La première chose à faire est d’établir les objectifs que vous souhaitez atteindre pour chaque action ou campagne marketing que vous menez. Une fois ces objectifs déterminés, définissez les KPI à suivre pour mesurer votre performance. Quelques exemples :

  • Action : modification du wording du call-to-action sur une page de votre site Internet – Objectif : augmenter le taux de conversion de X % de la page – KPI : taux de conversion de la page suivi via Google Analytics.

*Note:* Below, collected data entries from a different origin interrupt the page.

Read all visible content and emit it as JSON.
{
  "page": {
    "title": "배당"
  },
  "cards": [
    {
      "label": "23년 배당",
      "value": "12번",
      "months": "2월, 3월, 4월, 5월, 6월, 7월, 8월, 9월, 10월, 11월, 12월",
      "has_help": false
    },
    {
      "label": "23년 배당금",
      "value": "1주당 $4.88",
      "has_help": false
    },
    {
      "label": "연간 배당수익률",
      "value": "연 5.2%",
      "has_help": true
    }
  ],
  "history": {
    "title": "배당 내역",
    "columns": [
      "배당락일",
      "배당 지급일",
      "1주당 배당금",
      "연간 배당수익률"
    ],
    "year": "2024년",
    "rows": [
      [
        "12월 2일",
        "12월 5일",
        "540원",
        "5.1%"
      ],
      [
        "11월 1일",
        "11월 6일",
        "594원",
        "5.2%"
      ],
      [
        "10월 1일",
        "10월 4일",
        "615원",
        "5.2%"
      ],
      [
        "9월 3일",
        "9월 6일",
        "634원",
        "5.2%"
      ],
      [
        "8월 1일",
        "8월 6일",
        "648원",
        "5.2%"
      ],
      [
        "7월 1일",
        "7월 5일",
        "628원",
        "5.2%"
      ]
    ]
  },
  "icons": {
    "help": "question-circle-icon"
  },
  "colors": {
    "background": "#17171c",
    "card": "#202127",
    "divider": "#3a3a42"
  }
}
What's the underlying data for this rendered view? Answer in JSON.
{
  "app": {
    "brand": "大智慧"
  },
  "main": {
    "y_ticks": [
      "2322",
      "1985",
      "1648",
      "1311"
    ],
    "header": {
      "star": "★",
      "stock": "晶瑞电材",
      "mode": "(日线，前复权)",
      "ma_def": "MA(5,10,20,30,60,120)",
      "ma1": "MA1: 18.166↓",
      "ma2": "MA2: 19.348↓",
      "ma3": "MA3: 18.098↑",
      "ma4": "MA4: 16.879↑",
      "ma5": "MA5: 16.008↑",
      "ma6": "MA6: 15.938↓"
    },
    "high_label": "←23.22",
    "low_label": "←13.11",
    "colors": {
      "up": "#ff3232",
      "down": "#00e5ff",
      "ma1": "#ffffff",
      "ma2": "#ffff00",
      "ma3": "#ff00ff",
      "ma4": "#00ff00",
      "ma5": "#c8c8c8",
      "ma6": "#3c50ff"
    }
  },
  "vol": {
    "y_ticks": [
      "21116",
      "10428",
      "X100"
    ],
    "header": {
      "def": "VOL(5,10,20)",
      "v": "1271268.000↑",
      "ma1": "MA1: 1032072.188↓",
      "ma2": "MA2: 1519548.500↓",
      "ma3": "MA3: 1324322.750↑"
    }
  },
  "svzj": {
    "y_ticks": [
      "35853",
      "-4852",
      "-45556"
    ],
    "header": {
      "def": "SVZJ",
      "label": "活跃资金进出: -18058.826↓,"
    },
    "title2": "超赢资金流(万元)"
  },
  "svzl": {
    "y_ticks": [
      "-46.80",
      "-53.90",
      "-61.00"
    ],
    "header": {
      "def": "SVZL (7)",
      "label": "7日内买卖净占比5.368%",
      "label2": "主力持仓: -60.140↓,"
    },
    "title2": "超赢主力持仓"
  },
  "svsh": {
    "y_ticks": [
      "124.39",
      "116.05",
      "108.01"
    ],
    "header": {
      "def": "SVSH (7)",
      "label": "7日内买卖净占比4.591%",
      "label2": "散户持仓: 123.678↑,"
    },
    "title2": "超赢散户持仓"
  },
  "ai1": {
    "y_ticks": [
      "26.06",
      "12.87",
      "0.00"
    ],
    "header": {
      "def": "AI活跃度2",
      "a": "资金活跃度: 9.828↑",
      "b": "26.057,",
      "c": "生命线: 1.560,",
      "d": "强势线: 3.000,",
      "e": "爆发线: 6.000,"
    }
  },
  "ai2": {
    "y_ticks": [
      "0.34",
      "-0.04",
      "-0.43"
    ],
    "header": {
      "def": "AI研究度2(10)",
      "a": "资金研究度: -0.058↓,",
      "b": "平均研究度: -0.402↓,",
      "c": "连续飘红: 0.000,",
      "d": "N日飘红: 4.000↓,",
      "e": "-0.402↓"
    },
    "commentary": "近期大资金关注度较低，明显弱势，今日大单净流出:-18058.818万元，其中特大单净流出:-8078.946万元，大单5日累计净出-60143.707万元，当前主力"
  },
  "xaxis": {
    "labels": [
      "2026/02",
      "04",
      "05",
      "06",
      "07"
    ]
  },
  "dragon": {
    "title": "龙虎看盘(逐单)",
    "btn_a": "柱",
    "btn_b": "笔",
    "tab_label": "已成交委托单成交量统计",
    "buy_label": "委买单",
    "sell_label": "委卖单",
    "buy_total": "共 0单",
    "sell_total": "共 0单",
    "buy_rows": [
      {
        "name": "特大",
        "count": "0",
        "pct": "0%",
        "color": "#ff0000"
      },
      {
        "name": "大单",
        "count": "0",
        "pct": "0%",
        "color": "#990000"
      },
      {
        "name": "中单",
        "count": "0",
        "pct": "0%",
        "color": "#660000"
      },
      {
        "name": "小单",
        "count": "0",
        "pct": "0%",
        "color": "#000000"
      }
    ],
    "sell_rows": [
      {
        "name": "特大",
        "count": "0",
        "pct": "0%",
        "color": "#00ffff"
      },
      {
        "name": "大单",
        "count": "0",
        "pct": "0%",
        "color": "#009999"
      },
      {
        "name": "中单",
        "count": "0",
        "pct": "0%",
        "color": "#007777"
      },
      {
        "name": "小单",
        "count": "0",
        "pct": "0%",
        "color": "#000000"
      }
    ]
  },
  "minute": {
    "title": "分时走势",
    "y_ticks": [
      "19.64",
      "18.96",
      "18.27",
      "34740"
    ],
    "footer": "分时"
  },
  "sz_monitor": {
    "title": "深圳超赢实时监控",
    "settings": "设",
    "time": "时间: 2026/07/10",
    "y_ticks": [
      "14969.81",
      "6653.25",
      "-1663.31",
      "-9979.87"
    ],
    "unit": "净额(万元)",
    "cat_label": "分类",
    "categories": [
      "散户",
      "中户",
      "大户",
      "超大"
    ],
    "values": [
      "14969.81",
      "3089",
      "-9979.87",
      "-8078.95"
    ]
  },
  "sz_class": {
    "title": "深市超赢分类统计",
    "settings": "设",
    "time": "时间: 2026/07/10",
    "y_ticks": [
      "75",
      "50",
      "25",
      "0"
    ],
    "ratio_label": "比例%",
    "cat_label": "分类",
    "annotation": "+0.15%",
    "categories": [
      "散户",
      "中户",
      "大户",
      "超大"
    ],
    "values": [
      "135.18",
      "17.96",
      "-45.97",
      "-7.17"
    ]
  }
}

  • Action : A/B Testing de l’objet de l’email – Objectif : atteindre x % de taux d’ouverture de la newsletter – KPI : taux d’ouverture de la newsletter via le tableau de bord de votre solution emailing.
  • Action : organiser un jeu concours en demandant à vos utilisateurs de suivre votre page Insta afin de pouvoir participer – Objectif : obtenir X abonnés supplémentaires sur Instagram – KPI : nombre d’abonnés sur Instagram.

 
Définissez des objectifs et des KPI simples afin de pouvoir évaluer facilement la performance de chaque action. Et n’oubliez pas de ne lancer qu’une seule action à la fois afin de pouvoir identifier ce qui a impacté sur la réalisation de votre objectif.